Obie są niezgodne z Konstytucją RP. Oceniam je tak samo negatywnie. W najmniejszym stopniu nie usprawniają polskiego wymiaru sprawiedliwości, co byłoby z korzyścią dla obywateli.
Pod płaszczykiem reformy wprowadzane są rozwiązania, które są nie do przyjęcia w demokratycznym państwie prawa.
Pierwotne plany PiS-u były skrajnie niedemokratyczne i jednoznacznie podporządkowywały całe sądownictwo partii rządzącej.
To zawetował prezydent Andrzej Duda, co przyjęliśmy z pewną nadzieją, tak opozycja, jak i tysiące ludzi, którzy demonstrowali na ulicach w całej Polsce za wolnymi sądami.
Jednak to, co teraz proponuje prezydent Duda, to również upolitycznienie i upartyjnienie polskich sądów.
Wybór przez Sejm 15 sędziów do Krajowej Rady Sądownictwa łamie Konstytucję RP. Po wejściu w życie prezydenckich propozycji Krajowa Rada Sądownictwa nie będzie już organem stojącym na straży niezależności sądów i niezawisłości sędziów. Będzie organem politycznym.
Prezydent, podobnie jak PiS, planuje manipulacje przy obecnym składzie Sądu Najwyższego, choć kadencje sędziów są określone konstytucyjnie. Bo tak, moim zdaniem, należy określić zaproponowane przez prezydenta zapisy dotyczące wieku emerytalnego sędziów Sądu Najwyższego.
Niepokoi również zapis z prezydenckiego projektu, o powołaniu w Sądzie Najwyższym Izby Kontroli Nadzwyczajnej i Spraw Publicznych, która miałaby decydować m.in. o ważności wyborów czy referendów.
Zaproponowane przez prezydenta rozwiązania, poprzez polityczny wybór sędziów i ławników, dają politykom pośredni wpływ na decyzje o ważności wyborów.

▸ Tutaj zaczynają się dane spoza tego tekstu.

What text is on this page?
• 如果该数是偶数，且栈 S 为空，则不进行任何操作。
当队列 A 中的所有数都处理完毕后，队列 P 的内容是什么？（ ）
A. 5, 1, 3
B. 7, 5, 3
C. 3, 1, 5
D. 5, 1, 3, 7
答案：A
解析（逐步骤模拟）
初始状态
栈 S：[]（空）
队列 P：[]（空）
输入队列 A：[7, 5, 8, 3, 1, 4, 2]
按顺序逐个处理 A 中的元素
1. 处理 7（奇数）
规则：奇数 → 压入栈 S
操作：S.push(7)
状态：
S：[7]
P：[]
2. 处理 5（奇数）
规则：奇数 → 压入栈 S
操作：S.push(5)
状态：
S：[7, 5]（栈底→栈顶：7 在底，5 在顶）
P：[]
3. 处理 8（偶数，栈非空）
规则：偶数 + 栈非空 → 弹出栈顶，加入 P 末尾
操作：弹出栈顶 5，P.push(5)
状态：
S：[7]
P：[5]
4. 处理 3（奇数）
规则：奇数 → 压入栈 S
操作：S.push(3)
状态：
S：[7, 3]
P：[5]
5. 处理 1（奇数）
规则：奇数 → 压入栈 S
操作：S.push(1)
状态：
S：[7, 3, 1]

Podsumowując, teraz, gdy znamy prezydenckie propozycje oceniam całą rozgrywkę między PiS a prezydentem w sprawie ustroju sądów jako pojedynek i grę ambicji prezydenta Andrzeja Dudy i ministra sprawiedliwości Zbigniewa Ziobro. Bo zaproponowane zmiany na pewno nie służą ani obywatelom, ani polskiemu wymiarowi sprawiedliwości.